If you're going through hell, keep going.

- Winston Churchill -

⇉🜛🜞🜛⇇

After they'd bagged Annabel's corpse and the medical examiners took her, I was immediately sent to the closest hospital courtesy of an insistent Aaron Hotchner and a concerned Jody Miller. They'd even assigned Derek to make sure that I went without argument and stayed there until I was given the go-ahead by the doctors to leave. In the ambulance, Derek sat with me and one of the paramedics in the back rather than in the front with the driver.

"You enjoying yourself, agent," I asked, breaking the silence. I had grown to hate the lack of noise since that was what most of my isolation consisted of.

"Don't know if that's what I'd call it," Derek responded. He had yet to look me in the eyes since I'd revealed the identity of the corpse.

"You've been turned into a glorified babysitter. That's gotta be a big blow to your ego," I prodded.
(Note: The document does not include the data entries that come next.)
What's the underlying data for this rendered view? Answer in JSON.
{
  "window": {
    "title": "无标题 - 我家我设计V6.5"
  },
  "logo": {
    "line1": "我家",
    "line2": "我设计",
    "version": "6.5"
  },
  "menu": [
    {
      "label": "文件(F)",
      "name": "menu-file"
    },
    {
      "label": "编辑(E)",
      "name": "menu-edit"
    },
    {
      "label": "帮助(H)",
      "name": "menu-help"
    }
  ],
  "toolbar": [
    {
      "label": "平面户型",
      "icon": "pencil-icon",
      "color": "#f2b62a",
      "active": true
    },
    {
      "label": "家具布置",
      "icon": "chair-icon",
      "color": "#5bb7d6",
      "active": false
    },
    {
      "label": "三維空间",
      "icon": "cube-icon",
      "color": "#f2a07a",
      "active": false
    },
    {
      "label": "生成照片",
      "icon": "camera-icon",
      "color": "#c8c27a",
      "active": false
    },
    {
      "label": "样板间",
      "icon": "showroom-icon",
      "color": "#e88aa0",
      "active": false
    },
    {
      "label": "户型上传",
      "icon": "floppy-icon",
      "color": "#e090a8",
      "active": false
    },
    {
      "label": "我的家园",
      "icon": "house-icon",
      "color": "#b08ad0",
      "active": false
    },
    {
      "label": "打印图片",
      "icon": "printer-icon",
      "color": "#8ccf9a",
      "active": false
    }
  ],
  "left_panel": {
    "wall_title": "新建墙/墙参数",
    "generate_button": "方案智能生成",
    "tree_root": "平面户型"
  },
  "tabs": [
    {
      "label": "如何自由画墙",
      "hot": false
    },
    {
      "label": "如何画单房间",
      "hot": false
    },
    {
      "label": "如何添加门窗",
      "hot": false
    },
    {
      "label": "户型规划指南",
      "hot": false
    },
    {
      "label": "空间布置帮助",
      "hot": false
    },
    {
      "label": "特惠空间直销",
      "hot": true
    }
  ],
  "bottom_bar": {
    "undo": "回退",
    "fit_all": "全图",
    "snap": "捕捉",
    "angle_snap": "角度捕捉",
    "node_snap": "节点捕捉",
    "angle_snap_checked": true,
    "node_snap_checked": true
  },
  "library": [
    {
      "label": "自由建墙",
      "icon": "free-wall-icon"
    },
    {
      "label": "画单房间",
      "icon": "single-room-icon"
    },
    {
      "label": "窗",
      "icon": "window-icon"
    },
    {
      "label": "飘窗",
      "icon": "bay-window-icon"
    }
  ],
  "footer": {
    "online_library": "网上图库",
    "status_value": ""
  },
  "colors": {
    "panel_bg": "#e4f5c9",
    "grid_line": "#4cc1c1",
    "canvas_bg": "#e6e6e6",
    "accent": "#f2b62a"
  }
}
If he wasn't going to treat me like a person, then I'd have to get him to. This was one way of doing so.

"That's not it at all," he denied. That caused me to laugh. And then he looked at me. Really looked at me. Not as a victim, but as a person.

"Agent, you have to understand that I've spent the last several hours being treated like a glass figurine. And the weeks before that I was forced to roam the forest and avoid being killed by my fellow captives. So when you refuse to make eye contact or act like I'm just another person, it can be rather irritating," I explained. His expression darkened, but I knew that my words had been rather blunt.

"I'm sorry for that," he said. There it was. The human treatment I needed.

"Words mean nothing if you don't change your actions, agent," I stated. With everything that had happened in my life, even before being kidnapped, words seemed worthless without a change in one's action. I'd been told by my mother that she regretted giving me up. She failed to make me see that though when I learned that she'd kept her son and had a daughter a few years after me.

"Why don't you use my name? You already know it," he questions, curiosity getting the better of him.

"I spent several years working with people who hated using their real names. Part of a security thing, I think. I guess the habit kinda stuck, agent," I answered honestly.

"Seriously, call me Derek," he insisted.

"If you're trying to give me an order, think twice, Derek," I snapped. He seemed taken aback by my sudden change in demeanor. "I just spent several weeks being controlled, so I'm not so keen on it happening again anytime soon."